The figures above count only the students own federal loans. Adding PLUS loans (borrowed by parents or graduate students) gives a fuller picture of total borrowing at Cedarville.
| Group | Borrowers | Median debt incl. PLUS |
|---|---|---|
| All borrowers | 487 | $29,149 |
| Completed (graduates) | 306 | $37,422 |
| Did not complete | 181 | $20,819 |
For students who completed, the median total debt including PLUS loans works out to a standard 10-year payment of about $444.99/mo.
Stafford loans are the federal direct-loan program most undergraduates use. The breakdown below separates borrowers who used Stafford loans from those who did not at Cedarville.
Borrowers With a Stafford Loan This Year
| Cohort | Borrowers | Median debt incl. PLUS |
|---|---|---|
| Stafford loan this year | 473 | — |
| No Stafford loan this year | 14 | — |
These figures turn the debt totals into a monthly repayment picture for Cedarville.
The default rate measures how many borrowers fall behind and ultimately fail to repay their federal loans. Two-year cohort default-rate data for Cedarville is shown below.
| Metric | Value |
|---|---|
| 2-year cohort default rate | 0.7% |
| Borrowers in the cohort | 694 |
This rate follows a borrower cohort from the start of repayment through the two-year window the Department of Education uses.

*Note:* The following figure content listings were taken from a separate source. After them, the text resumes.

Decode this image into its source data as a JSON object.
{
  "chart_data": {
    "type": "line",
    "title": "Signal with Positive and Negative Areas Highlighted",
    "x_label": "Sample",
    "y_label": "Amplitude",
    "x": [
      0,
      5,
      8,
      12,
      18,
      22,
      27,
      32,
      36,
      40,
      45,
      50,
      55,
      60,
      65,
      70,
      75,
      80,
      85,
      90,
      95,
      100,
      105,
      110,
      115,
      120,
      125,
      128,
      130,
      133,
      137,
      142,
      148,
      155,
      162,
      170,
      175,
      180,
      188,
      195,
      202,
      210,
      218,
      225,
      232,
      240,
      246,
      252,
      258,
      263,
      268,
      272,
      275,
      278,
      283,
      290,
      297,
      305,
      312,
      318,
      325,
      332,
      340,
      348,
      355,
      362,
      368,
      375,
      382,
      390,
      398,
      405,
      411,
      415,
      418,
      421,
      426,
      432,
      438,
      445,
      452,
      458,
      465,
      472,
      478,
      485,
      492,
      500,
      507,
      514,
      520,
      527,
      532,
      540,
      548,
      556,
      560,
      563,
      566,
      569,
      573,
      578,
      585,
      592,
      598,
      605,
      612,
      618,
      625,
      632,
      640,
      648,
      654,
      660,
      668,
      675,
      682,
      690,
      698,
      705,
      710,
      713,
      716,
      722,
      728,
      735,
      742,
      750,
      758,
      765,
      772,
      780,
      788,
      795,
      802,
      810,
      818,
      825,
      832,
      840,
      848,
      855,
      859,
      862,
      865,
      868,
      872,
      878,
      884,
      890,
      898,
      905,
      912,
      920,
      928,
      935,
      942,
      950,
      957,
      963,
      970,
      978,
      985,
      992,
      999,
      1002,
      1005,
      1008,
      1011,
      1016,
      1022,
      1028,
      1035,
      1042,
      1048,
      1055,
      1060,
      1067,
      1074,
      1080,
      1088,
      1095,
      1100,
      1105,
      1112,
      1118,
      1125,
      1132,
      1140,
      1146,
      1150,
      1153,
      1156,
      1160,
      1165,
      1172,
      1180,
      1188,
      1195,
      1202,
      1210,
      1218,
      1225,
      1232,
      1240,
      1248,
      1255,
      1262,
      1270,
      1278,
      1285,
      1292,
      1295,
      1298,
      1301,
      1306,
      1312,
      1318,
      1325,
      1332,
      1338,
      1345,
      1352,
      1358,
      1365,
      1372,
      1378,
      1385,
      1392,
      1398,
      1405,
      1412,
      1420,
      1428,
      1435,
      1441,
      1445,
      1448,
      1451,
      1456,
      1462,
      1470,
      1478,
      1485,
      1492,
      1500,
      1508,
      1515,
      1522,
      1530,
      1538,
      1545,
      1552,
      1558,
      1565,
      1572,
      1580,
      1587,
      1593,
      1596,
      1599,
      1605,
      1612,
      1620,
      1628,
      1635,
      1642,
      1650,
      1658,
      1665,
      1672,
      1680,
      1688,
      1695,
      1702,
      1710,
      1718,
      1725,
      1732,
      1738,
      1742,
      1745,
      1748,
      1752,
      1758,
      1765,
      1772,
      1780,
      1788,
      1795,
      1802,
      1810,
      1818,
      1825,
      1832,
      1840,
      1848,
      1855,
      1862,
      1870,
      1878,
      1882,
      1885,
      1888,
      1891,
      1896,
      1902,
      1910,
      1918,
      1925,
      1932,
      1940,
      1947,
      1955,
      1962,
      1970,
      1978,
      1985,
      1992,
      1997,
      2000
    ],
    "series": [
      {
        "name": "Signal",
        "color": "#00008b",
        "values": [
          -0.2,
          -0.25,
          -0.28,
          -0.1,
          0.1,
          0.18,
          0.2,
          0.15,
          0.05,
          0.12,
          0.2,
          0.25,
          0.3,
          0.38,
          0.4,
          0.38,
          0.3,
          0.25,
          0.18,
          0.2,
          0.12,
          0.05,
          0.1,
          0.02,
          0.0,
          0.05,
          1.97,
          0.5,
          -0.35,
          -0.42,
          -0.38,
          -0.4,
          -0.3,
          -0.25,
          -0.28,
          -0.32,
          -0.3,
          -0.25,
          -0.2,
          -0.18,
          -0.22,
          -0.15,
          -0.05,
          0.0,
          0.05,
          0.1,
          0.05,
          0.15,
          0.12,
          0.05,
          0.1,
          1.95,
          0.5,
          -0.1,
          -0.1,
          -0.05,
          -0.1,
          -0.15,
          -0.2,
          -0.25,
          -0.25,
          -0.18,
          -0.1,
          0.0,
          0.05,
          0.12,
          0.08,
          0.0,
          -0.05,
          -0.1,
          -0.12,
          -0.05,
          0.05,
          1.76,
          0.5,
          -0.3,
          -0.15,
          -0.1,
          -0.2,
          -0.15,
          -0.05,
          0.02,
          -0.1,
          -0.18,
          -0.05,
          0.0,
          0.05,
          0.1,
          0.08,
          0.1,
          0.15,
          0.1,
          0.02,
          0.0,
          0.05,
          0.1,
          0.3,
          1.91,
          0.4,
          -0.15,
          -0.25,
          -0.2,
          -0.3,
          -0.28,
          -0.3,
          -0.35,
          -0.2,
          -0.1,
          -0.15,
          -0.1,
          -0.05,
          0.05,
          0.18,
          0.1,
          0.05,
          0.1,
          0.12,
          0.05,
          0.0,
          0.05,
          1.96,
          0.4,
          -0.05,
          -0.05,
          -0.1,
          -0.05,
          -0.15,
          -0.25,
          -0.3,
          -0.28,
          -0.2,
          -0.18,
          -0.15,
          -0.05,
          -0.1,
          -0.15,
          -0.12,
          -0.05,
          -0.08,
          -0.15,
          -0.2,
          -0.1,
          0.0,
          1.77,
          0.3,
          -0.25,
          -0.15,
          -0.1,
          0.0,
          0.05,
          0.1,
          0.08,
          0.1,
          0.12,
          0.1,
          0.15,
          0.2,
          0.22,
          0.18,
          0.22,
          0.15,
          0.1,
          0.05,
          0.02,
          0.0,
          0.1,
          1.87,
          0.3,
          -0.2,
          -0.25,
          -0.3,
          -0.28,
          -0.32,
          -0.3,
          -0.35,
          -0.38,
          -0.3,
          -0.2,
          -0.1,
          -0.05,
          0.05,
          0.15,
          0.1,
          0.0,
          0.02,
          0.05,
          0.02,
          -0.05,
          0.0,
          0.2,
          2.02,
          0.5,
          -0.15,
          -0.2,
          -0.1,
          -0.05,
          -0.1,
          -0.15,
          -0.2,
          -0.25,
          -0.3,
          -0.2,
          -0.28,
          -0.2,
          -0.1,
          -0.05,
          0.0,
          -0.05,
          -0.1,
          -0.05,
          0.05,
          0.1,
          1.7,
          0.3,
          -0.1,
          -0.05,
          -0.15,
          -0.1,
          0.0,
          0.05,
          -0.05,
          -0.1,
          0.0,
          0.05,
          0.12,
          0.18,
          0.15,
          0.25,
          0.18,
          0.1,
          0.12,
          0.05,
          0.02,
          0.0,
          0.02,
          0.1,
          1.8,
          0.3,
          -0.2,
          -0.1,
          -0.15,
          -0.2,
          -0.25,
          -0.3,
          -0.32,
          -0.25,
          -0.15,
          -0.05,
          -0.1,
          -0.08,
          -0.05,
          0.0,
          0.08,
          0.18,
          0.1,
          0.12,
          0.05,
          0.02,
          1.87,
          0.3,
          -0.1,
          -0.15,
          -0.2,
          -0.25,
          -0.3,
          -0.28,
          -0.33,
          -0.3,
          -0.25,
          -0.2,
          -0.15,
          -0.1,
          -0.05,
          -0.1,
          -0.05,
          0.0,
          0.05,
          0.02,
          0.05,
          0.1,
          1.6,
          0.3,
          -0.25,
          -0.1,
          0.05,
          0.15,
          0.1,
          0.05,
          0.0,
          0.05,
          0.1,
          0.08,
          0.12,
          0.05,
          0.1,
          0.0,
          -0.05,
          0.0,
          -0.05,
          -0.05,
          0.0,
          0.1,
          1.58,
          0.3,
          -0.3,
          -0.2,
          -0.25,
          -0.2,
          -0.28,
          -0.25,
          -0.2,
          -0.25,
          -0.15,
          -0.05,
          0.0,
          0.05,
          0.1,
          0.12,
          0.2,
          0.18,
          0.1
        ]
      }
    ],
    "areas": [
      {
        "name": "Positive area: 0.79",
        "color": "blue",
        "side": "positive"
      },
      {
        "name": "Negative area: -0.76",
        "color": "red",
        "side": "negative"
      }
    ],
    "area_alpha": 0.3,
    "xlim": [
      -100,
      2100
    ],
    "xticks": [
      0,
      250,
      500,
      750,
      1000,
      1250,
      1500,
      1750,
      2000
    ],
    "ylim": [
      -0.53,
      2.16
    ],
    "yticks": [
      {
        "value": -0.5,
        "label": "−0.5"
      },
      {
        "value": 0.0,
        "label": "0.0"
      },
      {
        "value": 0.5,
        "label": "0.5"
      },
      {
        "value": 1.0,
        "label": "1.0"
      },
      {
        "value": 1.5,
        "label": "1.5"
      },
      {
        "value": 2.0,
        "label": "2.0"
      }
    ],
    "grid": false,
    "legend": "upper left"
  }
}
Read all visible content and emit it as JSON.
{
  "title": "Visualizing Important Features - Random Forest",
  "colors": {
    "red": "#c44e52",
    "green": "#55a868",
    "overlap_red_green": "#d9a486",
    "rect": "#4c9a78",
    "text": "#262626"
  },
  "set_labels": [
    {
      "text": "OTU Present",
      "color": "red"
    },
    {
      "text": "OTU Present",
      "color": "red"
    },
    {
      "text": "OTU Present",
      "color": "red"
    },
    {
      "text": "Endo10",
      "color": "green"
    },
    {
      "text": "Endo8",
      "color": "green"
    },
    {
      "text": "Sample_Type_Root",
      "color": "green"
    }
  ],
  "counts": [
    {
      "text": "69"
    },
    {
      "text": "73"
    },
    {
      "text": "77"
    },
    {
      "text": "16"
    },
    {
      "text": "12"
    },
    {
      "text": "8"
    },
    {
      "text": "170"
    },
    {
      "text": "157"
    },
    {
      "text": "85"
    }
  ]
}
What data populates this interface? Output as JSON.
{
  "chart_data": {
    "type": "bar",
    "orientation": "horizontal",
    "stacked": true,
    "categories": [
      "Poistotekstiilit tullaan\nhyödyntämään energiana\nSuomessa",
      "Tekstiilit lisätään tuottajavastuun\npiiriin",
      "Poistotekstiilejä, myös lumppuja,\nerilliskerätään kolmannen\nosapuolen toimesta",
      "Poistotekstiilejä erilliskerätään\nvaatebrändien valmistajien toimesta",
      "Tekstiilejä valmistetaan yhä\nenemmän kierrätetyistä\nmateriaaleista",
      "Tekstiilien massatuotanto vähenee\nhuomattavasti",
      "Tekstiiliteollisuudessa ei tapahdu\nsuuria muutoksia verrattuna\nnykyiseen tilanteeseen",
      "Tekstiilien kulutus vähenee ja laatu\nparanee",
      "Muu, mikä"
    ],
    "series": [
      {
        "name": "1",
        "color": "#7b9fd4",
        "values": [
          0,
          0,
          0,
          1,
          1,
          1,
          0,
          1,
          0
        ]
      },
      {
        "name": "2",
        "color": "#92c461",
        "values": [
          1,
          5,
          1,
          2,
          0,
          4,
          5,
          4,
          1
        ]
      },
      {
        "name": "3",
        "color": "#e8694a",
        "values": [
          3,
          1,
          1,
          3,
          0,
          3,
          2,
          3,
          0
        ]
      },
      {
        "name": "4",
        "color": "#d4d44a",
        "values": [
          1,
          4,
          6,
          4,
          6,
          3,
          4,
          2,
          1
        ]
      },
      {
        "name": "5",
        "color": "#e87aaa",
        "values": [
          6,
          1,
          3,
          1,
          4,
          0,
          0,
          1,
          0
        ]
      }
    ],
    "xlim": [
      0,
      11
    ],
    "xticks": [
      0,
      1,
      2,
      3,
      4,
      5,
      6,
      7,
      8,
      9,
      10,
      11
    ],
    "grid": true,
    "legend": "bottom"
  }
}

The breakdowns below show median federal debt by income, first-generation status, and dependency.
By Family Income
| Income tier | Median federal debt |
|---|---|
| Low income | $15,000 |
| Middle income | $18,500 |
| High income | $17,250 |
First-Gen vs Continuing-Gen Borrowing
| Cohort | Median federal debt |
|---|---|
| First-generation students | $18,266 |
| Continuing-generation students | $16,824 |
By Dependency Status
| Cohort | Median federal debt |
|---|---|
| Dependent students | $17,500 |
| Independent students | $19,700 |
Federal data publishes the following gap measures for Cedarville.
Subsidized and Unsubsidized Loans
Unsubsidized federal student loans accrue interest every month — even while you are still enrolled. Unless you pay that interest as it builds, the balance you owe at graduation can be noticeably higher than the amount you originally borrowed.
Did You Know?
Federal student loans are not discharged in bankruptcy in all but the rarest cases, and the government can withhold part of your income or tax refund if you default.
References
More about our data sources and methodologies.